The new act was approved by the U.S. House of Representatives in October and passed with overwhelming support in the Senate Thursday.
"Initially, there was resistance from the Bush administration, but I think they made the right decision by extending unemployment benefits," said Ill. Sen. Dick Durbin.
The act means:
- Those receiving unemployment can have a seven-week extension of benefits.
- Recipients in Illinois, where the unemployment rate is above the national average, may also be eligible to receive another 13 weeks of benefits.
The National Able Network offers help to job seekers in five states. T Chicago area offices have seen increases in people looking for work.
Chicago area resident Danita Johnson has been looking for an administrative position since July.
"It's really tough looking for something. I've been on a couple of interviews but nothing [happened]," she said.
Johnson's unemployment benefits were set to run out in January.
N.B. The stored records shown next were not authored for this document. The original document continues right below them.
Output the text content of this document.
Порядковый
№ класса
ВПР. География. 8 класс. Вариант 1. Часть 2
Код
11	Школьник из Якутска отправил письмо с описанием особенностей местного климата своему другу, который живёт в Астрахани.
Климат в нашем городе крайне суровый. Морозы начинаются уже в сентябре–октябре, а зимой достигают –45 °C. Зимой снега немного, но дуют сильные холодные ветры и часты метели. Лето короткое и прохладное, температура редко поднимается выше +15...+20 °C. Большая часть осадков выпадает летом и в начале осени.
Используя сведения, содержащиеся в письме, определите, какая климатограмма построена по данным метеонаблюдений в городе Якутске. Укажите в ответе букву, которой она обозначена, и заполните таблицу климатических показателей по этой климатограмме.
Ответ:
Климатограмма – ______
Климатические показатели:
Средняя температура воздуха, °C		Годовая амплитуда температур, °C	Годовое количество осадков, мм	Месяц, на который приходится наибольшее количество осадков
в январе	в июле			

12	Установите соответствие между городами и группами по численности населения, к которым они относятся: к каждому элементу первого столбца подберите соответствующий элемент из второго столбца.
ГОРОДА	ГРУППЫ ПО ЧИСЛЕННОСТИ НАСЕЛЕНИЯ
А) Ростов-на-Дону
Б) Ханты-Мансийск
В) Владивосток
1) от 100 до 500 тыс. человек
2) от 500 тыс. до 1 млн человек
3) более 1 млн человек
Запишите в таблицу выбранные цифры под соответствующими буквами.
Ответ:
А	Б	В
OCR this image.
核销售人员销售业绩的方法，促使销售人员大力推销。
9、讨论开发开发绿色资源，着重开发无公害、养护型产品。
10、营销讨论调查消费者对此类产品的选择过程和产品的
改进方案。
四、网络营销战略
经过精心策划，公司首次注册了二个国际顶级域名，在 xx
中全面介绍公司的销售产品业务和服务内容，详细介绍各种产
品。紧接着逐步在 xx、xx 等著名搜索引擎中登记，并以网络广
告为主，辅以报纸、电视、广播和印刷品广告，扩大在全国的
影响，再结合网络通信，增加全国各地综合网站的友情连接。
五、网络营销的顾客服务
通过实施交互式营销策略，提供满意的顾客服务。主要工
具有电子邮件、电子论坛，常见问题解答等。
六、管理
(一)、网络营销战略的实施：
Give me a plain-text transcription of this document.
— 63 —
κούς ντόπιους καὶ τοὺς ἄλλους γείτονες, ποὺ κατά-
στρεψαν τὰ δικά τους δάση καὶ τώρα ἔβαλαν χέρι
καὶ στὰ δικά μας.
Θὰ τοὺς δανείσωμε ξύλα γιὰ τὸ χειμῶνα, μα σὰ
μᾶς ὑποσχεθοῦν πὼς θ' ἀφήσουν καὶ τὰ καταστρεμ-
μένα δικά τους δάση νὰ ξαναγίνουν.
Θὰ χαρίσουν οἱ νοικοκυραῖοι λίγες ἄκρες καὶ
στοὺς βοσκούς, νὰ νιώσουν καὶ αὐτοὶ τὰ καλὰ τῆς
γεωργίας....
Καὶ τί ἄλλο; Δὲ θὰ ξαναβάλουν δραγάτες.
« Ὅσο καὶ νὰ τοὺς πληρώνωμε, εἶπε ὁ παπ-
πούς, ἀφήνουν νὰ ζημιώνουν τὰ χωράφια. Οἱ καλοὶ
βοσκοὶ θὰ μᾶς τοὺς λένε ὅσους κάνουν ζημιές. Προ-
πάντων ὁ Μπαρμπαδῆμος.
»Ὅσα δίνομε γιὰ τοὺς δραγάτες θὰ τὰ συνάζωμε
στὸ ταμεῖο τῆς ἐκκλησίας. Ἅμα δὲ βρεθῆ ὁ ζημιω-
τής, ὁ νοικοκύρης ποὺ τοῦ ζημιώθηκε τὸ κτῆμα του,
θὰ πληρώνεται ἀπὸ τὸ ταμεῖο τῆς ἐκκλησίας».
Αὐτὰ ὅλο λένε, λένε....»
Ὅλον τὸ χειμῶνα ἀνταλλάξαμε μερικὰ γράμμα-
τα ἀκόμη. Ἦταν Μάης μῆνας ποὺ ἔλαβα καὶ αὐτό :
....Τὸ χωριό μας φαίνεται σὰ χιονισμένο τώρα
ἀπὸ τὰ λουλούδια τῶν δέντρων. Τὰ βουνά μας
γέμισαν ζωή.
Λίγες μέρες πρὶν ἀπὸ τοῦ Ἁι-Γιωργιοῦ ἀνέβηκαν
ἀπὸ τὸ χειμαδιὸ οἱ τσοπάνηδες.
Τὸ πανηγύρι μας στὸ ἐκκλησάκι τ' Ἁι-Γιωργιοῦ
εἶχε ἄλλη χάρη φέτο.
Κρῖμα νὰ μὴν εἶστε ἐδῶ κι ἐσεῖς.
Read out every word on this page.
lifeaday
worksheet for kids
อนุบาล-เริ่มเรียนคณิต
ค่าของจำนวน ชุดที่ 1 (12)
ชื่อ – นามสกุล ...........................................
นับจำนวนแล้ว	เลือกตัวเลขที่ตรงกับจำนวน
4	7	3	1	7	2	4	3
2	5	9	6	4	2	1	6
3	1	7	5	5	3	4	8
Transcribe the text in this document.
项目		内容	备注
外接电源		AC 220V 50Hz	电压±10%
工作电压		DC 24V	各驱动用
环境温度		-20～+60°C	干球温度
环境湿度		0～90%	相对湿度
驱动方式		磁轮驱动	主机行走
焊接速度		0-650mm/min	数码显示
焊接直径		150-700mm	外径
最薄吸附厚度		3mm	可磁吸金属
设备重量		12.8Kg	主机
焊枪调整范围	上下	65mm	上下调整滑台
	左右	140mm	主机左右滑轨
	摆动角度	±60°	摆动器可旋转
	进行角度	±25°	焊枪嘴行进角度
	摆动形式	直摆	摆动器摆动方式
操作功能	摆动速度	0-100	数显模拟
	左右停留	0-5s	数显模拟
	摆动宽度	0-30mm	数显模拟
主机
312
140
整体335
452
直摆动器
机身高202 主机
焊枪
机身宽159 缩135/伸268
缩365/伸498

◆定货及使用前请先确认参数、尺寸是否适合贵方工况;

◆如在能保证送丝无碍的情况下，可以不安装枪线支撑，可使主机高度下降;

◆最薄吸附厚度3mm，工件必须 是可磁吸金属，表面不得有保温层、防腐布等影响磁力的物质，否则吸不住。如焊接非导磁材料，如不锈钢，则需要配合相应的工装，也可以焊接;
So, the mother of five welcomes an extension of benefits.
"It would help me a great deal because I'd still have some type of income to take care of my family, pay bills, " said Johnson.
Debra Walker Johnson, the vice president of development and marketing for the National Able Network, says she sees many clients who need to upgrade skills or learn new ones before re-entering the workforce.
"The extension will give them the time they need to enter training programs, as they look for work," the National Able Network vice president said.
Details of the extension are still being clarified. It appears those who may have recently lost unemployment benefits many be eligible for the extension.
The spokesman for the state Department of Employment and Security says it is identifying people who may be eligible and will notify them by mail.